If I take a tensor product of vector spaces (for simplicity - this could be more general) $V\otimes W$ then of course it is a vector space, but it has additional structure. One way to think about this is that there are two distinguished sets $P$ and $E$ where $P=\{\,\mbox{elements of form}\, v\otimes w\,|\, v\in V,w\in W\}$ and E = the complement of P (so in quantum mechanics these are the pure and entangled states). These sets have certain properties, e.g. they are closed under multiplication by non-zero scalars; each of them generates $V\otimes W$ (I think, at least for char $\neq2$, and assuming $E\neq\emptyset$); if dim($V\otimes W$) is prime then $E=\emptyset$; etc.
My question is whether there is a result along the lines of "Given a vector space $X$ with two subsets $P$, $E$ with properties [to be specified], there exist vector spaces $V_1,...,V_n$ and an isomorphism $X\cong V_1\otimes...\otimes V_n$ of vector spaces, such that under that isomorphism the subsets $P$ and $E$ of $X$ correspond respectively to the pure and entangled states of $V_1\otimes...\otimes V_n$"?
(ps this is my first post so apologies if the question is inappropriate/ mis-placed)
Given two vector spaces $V,W$ the space of decomposable tensors in $V\otimes W$ is the Segre cone.

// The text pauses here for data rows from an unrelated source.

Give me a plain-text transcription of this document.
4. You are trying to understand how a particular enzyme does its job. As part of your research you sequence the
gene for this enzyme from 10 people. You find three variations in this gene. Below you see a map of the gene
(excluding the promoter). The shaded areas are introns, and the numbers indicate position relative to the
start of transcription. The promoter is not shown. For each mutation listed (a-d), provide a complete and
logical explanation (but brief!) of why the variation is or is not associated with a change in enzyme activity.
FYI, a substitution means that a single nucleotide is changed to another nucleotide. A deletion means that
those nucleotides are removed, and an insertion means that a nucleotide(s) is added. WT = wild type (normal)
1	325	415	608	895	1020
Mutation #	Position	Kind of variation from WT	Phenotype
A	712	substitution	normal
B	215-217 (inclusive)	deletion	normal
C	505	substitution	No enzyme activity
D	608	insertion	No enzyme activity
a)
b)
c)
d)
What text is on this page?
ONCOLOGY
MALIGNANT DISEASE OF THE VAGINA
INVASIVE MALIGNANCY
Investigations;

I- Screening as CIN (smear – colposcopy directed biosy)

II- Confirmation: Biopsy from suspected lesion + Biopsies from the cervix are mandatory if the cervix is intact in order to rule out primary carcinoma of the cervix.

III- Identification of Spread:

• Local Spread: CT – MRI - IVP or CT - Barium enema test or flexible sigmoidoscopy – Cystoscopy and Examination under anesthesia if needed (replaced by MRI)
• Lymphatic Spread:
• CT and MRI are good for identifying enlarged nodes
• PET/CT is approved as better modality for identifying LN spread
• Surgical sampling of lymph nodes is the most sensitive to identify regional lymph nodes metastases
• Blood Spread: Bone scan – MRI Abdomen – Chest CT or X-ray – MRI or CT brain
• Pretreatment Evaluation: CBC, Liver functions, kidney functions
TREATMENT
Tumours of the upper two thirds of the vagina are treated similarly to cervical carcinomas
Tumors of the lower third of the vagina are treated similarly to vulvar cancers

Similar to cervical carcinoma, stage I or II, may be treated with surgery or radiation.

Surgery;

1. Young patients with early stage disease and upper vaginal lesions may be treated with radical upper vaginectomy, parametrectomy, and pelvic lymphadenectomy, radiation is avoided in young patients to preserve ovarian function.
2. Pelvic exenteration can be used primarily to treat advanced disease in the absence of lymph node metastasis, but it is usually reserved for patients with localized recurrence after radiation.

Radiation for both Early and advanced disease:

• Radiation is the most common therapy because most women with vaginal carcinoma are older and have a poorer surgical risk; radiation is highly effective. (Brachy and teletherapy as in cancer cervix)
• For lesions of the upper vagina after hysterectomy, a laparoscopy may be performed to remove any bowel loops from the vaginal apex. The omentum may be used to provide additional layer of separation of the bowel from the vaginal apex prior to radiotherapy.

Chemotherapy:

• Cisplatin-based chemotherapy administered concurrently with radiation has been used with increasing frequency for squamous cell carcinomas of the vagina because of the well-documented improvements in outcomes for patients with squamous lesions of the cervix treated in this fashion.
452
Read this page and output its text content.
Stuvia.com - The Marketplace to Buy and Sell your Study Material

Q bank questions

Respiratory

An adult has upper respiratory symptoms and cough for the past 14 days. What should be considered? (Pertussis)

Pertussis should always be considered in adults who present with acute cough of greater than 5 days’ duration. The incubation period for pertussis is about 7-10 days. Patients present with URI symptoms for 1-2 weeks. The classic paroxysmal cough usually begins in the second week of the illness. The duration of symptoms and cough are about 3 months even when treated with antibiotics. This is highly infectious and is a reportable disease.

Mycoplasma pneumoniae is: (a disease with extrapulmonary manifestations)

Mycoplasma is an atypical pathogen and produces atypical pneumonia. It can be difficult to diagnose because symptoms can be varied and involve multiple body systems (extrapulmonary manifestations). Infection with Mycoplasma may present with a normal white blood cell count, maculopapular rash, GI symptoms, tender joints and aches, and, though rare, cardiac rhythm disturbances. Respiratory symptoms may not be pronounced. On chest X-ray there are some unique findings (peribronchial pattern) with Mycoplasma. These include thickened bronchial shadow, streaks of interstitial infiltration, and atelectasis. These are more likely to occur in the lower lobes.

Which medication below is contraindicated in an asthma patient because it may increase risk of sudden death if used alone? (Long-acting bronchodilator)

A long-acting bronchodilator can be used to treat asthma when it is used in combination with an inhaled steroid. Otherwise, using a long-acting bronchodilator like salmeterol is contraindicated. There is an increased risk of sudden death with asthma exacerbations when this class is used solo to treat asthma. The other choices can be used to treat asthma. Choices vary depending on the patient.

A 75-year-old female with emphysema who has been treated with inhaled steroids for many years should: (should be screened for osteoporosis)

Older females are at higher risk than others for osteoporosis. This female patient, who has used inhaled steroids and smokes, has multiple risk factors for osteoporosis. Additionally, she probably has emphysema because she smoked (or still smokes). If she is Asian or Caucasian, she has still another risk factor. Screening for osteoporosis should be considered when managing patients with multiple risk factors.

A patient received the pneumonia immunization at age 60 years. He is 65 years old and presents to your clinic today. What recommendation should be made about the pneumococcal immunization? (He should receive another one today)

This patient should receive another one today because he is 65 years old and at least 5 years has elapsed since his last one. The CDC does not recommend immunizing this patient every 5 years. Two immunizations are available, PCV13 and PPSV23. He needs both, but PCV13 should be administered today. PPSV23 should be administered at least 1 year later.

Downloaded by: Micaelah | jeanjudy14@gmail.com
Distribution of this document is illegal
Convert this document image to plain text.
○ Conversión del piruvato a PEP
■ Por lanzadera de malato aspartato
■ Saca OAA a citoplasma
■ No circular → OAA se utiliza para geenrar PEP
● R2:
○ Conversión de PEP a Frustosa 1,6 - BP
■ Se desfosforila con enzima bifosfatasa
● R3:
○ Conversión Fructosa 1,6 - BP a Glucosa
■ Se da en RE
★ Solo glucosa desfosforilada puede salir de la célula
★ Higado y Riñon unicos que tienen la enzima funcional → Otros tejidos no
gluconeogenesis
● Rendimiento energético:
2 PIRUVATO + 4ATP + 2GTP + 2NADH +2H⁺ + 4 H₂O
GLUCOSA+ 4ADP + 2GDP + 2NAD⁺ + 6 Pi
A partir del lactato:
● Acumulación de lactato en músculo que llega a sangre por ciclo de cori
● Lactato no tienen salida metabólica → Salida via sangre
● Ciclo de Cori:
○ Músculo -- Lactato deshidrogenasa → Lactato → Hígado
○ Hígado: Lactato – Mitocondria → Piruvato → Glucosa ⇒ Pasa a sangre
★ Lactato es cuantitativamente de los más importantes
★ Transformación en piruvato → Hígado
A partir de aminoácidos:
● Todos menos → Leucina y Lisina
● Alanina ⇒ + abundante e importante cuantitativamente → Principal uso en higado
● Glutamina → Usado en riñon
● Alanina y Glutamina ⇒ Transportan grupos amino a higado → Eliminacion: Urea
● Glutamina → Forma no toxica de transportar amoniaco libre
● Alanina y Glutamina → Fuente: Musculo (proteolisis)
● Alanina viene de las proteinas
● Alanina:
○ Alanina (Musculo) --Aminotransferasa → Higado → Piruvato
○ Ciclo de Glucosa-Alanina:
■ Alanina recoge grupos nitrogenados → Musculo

It is often convenient to projectivize the situation to the Segre embedding $i:\mathbb P(V)\times \mathbb P(W)\hookrightarrow \mathbb P(V\otimes W)$, whose image then corresponds to the pure states.
The question you ask is whether you can recognize abstractly in a projective space $\mathbb P(X)$ the image of $i$.
If the dimension of $X$ is 4, the answer is yes: any smooth quadric surface in $\mathbb P^3$ can be seen as the space of pure states , but I don't know the general answer.